Conheci o atletismo ainda moleque, aos nove anos, vendo pessoas como o Jadel Gregório competir. Fiquei encantado. Mas pensar nisso como uma profissão estava meio fora de cogitação. Era só olhar para a minha própria casa. Meu tio também sonhava em ser atleta, mas minha avó nunca deixou. Ele teria que sair de casa, mudar de cidade, ficar longe da família. Não julgo por terem falado "não". A vida dos meus avós é muito diferente da minha hoje e da sua também, provavelmente. Eles eram pescadores e nunca saíram de perto da família.
Comigo seria igual. "Não", e pronto. Mas eu não aceitei. No início, eu não tive o apoio dela e passei a negociar. Ela não queria de jeito nenhum. Eu conversava e ela falava "não", tentava de novo e outro "não"... "Não, não, não". Foram meses tentando.
O meu tio não pôde seguir no atletismo, mas conseguiu se formar em mais de uma faculdade. Como ele não seguiu o sonho no esporte, fez o possível para que eu pudesse viver isso. "Não faça com o menino o que fez comigo", ele disse. E funcionou. Foi assim que, mesmo com dor no coração, minha avó permitiu, chorando muito. Somos muito apegados, eu era a companhia dela em casa.
Aos 14, depois de seis meses de insistência, saí de casa. A cena da minha vó chorando no portão, ao me dar tchau, ficou marcada em mim. Doeu muito ver minha vó chorar, mas eu enfrentei meu medo e arrisquei no meu sonho. Fiz as malas e mudei de Marília (SP) para Bragança Paulista (SP), para treinar atletismo em outra cidade.
Minha avó não tinha muita ideia do que era o esporte ou o que aquilo significava para mim. O "sim" dela foi mais pelo meu tio e pela minha insistência. Ela só foi mesmo entender o salto com vara no dia 15 de agosto de 2016, quando ganhei a medalha na Olimpíada do Rio.
Ela não costumava ir às provas, até pela distância. Uma vez a convidei para assistir ao Sul-Americano juvenil (2009). Essa história é engraçada... Ela sentou na arquibancada junto com a minha tia, bem de frente para onde acontecia o salto com vara. Quem acompanha sabe que são várias competições de atletismo ao mesmo tempo. Então, ela estava de frente, não tinha como não ver.
Acabei a prova, fiz o meu melhor resultado e ganhei medalha de bronze. Fui correndo mostrar para ela.
— Ué, mas já aconteceu a prova?
— Já, poxa.
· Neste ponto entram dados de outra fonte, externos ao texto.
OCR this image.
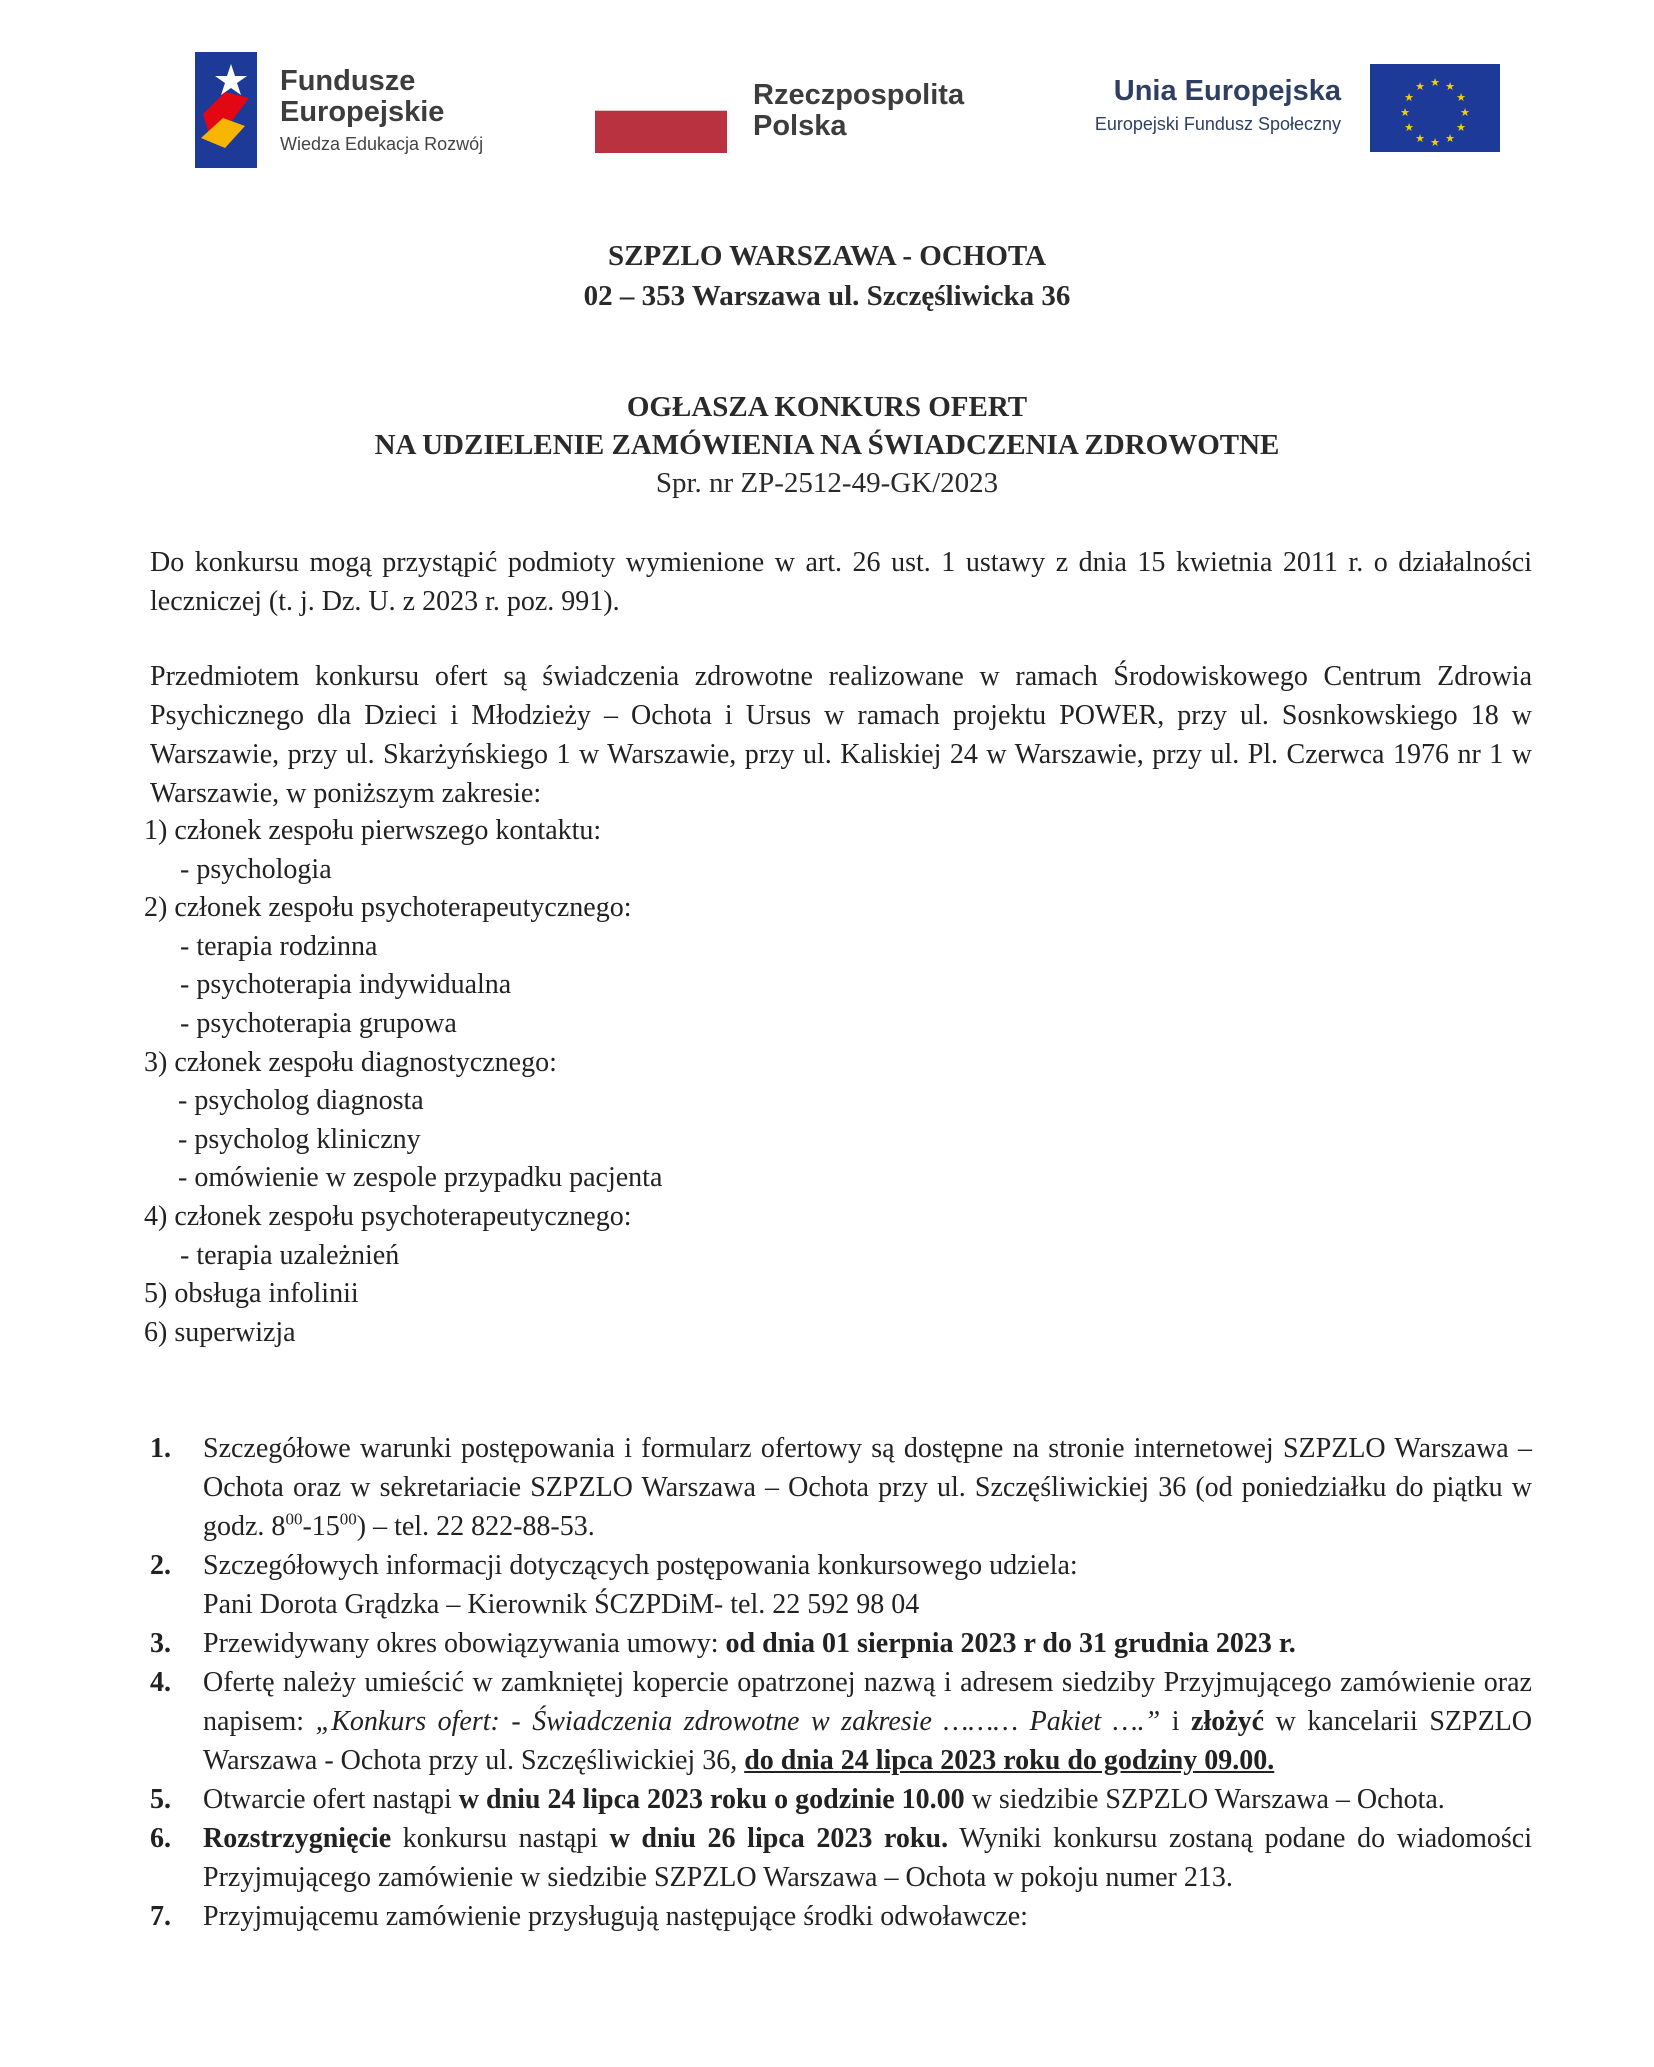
Fundusze
Europejskie
Wiedza Edukacja Rozwój
Rzeczpospolita
Polska
Unia Europejska
Europejski Fundusz Społeczny
★ ★
★
★
★
★
★
★
★
★
★
★
SZPZLO WARSZAWA - OCHOTA
02 – 353 Warszawa ul. Szczęśliwicka 36
OGŁASZA KONKURS OFERT
NA UDZIELENIE ZAMÓWIENIA NA ŚWIADCZENIA ZDROWOTNE
Spr. nr ZP-2512-49-GK/2023
Do konkursu mogą przystąpić podmioty wymienione w art. 26 ust. 1 ustawy z dnia 15 kwietnia 2011 r. o działalności leczniczej (t. j. Dz. U. z 2023 r. poz. 991).
Przedmiotem konkursu ofert są świadczenia zdrowotne realizowane w ramach Środowiskowego Centrum Zdrowia Psychicznego dla Dzieci i Młodzieży – Ochota i Ursus w ramach projektu POWER, przy ul. Sosnkowskiego 18 w Warszawie, przy ul. Skarżyńskiego 1 w Warszawie, przy ul. Kaliskiej 24 w Warszawie, przy ul. Pl. Czerwca 1976 nr 1 w Warszawie, w poniższym zakresie:
1) członek zespołu pierwszego kontaktu:
- psychologia
2) członek zespołu psychoterapeutycznego:
- terapia rodzinna
- psychoterapia indywidualna
- psychoterapia grupowa
3) członek zespołu diagnostycznego:
- psycholog diagnosta
- psycholog kliniczny
- omówienie w zespole przypadku pacjenta
4) członek zespołu psychoterapeutycznego:
- terapia uzależnień
5) obsługa infolinii
6) superwizja
1. Szczegółowe warunki postępowania i formularz ofertowy są dostępne na stronie internetowej SZPZLO Warszawa – Ochota oraz w sekretariacie SZPZLO Warszawa – Ochota przy ul. Szczęśliwickiej 36 (od poniedziałku do piątku w godz. $8^{00}-15^{00}$) – tel. 22 822-88-53.
2. Szczegółowych informacji dotyczących postępowania konkursowego udziela:
Pani Dorota Grądzka – Kierownik ŚCZPDiM- tel. 22 592 98 04
3. Przewidywany okres obowiązywania umowy: od dnia 01 sierpnia 2023 r do 31 grudnia 2023 r.
4. Ofertę należy umieścić w zamkniętej kopercie opatrzonej nazwą i adresem siedziby Przyjmującego zamówienie oraz napisem: „Konkurs ofert: - Świadczenia zdrowotne w zakresie ……… Pakiet ….” i złożyć w kancelarii SZPZLO Warszawa - Ochota przy ul. Szczęśliwickiej 36, do dnia 24 lipca 2023 roku do godziny 09.00.
5. Otwarcie ofert nastąpi w dniu 24 lipca 2023 roku o godzinie 10.00 w siedzibie SZPZLO Warszawa – Ochota.
6. Rozstrzygnięcie konkursu nastąpi w dniu 26 lipca 2023 roku. Wyniki konkursu zostaną podane do wiadomości Przyjmującego zamówienie w siedzibie SZPZLO Warszawa – Ochota w pokoju numer 213.
7. Przyjmującemu zamówienie przysługują następujące środki odwoławcze:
Você não me assistiu?
— Ah, eu estava procurando você aqui embaixo.
Embaixo era a pista de aquecimento, ou seja, ela não prestou atenção!
Quando ela percebeu que foi dando certo, até me cobrava para que eu mantivesse o foco, para não estragar meu futuro. Ela viu que valeu a pena me deixar sair de casa, mesmo só tendo conseguido me assistir de verdade na Olimpíada.